We stopped talking. The Parkway merged with Bronson Avenue and we continued north. Then we were turning onto Colonel By Drive. Beside us, the Rideau Canal was a long, dark presence. A long exposed tunnel, with a foot of water in the bottom. The water level was always lowered before winter, to transform the canal into the world’s longest skating rink. The real sign of spring in Ottawa was the sky-reflecting water lapping at the top of the canal walls and rowing shells gliding effortlessly up and down its length.
I finally worked up the nerve to ask. “Could you at least follow Marnie?”
“Tomorrow morning you call Sergeant Roach and tell him what we did tonight and let him decide.”
“Will you still be on duty when he comes in?”
“I hope to be home in bed. I’ve been on shift since one. I’m supposed to be on half time. I was supposed to leave at seven o’clock tonight. I’m still here.” His voice was sharp in its weariness.

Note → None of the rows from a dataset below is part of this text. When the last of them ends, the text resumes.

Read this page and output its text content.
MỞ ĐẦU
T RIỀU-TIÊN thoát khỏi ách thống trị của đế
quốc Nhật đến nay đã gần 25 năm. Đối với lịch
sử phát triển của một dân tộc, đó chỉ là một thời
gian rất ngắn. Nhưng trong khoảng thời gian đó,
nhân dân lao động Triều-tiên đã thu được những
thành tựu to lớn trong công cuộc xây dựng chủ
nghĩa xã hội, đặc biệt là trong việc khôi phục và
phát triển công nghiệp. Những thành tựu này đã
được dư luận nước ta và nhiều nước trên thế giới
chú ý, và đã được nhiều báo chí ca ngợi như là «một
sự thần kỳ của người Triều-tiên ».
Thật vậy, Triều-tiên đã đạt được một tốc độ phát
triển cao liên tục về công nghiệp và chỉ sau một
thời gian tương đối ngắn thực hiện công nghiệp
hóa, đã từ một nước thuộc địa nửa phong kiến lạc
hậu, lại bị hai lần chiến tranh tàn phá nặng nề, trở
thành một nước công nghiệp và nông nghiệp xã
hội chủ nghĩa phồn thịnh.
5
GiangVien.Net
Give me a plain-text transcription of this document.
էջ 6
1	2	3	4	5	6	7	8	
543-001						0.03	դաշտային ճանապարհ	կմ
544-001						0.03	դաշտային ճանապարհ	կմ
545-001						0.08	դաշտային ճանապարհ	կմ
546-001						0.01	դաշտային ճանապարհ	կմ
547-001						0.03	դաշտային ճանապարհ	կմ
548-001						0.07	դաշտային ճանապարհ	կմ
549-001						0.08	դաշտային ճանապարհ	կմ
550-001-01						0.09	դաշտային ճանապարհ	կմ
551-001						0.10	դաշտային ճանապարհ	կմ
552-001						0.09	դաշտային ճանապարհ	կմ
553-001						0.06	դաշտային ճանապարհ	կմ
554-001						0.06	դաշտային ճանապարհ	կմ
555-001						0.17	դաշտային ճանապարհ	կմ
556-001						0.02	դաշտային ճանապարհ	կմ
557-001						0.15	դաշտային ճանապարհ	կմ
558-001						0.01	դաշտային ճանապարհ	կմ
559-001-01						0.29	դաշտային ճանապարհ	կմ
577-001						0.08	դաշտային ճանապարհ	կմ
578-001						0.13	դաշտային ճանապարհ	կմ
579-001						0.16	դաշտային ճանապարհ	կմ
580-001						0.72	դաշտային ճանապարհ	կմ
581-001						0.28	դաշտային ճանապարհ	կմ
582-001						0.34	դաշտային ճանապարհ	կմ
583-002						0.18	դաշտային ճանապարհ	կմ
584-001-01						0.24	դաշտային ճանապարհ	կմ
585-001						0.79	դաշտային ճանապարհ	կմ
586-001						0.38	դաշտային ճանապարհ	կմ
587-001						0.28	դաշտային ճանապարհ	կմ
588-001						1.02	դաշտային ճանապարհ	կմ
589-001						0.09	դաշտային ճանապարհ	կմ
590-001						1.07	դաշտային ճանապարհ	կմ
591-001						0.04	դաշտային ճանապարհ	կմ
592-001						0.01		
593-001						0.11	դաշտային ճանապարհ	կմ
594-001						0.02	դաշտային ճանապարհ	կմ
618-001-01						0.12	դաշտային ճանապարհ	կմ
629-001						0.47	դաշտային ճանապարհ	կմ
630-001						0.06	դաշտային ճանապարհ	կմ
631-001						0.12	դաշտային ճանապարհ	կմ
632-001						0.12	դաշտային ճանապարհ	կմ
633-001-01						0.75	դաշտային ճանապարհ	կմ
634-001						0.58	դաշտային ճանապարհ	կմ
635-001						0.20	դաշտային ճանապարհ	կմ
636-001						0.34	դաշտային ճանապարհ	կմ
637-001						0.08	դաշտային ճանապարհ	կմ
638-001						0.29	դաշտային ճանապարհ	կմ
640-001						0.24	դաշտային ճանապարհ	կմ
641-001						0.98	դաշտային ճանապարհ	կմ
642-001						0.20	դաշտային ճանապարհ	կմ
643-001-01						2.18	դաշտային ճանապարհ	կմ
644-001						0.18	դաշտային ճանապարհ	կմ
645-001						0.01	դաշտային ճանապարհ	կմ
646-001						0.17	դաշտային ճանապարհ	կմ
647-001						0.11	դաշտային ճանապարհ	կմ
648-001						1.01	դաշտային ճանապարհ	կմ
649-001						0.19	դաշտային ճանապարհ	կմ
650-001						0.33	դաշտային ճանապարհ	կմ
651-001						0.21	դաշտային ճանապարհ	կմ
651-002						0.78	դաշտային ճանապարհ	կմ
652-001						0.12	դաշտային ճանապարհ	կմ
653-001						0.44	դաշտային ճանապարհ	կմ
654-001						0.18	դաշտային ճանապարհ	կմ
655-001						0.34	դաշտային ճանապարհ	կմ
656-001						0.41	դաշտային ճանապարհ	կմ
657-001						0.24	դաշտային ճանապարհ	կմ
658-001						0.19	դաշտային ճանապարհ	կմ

I sat in a terrible silence. It lasted the length of the long f
ast ride beside the canal. Through the red lights we ran at the deserted intersections. Down the ramp into the underground parking off a side street from Elgin. Into the empty parking space we’d backed out of almost two hours before.
Sergeant Quinn killed the engine. He didn’t move.
“I didn’t mean that to sound as harsh as it did,” he said, as if the five- or six-kilometre silence since his last words had been seconds.
He turned to look at me. Thoughtful. Appraising. There were dark shadows under his eyes I hadn’t noticed before. Fatigue emanated from him. I had the sudden feeling it wasn’t just from the long day, but from whatever had put him onto half time. Something I hadn’t noticed on first meeting him. Cop burn-out? I dismissed the thought. I had just dragged him out in the middle of the night on a wild goose chase after his shift was supposed to be over. “It’s okay.”
“It’s not okay,” he said, “when women go missing.” There was anger in his voice.
He paused. “Sometimes,” he said slowly, “sometimes they want to go missing. Sometimes they don’t want to be found.”
I nodded. “That occurred to me. I know. Like the girl in the parking lot.”
He stared at me. “What girl in what parking lot?”
“I don’t mean parking lot. I mean that first street we were on, outside that apartment building. And she wasn’t there.”
“Ellen. You need to go home and get some sleep. You’re not making any sense.”
“Sorry.” I leaned my head back on the headrest. I was suddenly overwhelmingly weary. I turned my head without raising it from the headrest. “I forgot to tell you. It was when you were in the grove. This guy came up the street with a woman, and I—oh, it’s stupid, but I could have sworn the woman was Marnie. Her face was so clear.” I sat up straight. “I know it’s nuts, but I saw it—her face. Clearly. The street light was shining on it. And then—to freak me out even more—the guy told the cop his girlfriend was missing. So I was sure it was them. I ran over to the cop and told him to arrest them.” I let out a shaky laugh. “And then I looked at them again, and it wasn’t them. They were completely different people.” My voice was breaking.